Arthur Ebeling used the Baltimore Carmel as his inspiration, and he used a blend of architectural styles in his design. The two-story arcade on the south elevation reflects the colonnades found in Italian Romanesque architecture. The cupola and dome are also influenced by the Romanesque, as well as Muslim designs. He utilized the Mission style in the stepped and slopping parapet. As mentioned earlier, the chapel is Gothic Revival. The architectural significance of the building is derived from Ebeling's ability to blend the various Mediterranean architectural motifs with modern and utilitarian American construction features.

The structure itself is a double cruciform building of gold mottled brick trimmed with Bedford limestone. The small dome topped with a cross is located in the middle of the center wing of the monastery. The chapel's size was used by Ebeling to determine the proportions of the building, which allowed it to be seamlessly included in the larger structure. Also, the rose window located above the altar is mirrored by the round clock face on the monastery's east wing. A 10 ft cloister wall forms the southern boundary of the property. On it are the Stations of the Cross. The garden within the wall at one time had statuary and a fountain of St. Elias (non-extant).
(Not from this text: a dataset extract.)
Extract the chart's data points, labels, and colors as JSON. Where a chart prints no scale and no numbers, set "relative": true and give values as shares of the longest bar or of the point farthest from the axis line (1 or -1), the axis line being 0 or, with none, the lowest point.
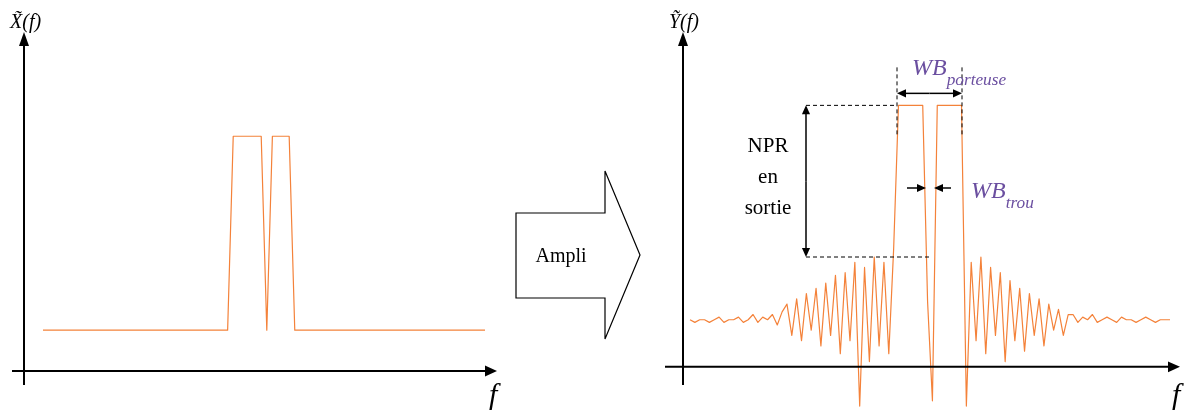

Each of the succeeding owners of the building made numerous interior modifications that fit their need for the building. The Unity Church removed the grill work in the chapel. The Franciscans removed some walls and built others, and they added modern elements such as carpeting and a swimming pool. Some of these changes were reversed in the 1992 conversion of the building into a hotel, but most were not. During that renovation, walls were removed between some of the cells that were used by the nuns so larger hotel rooms could be created.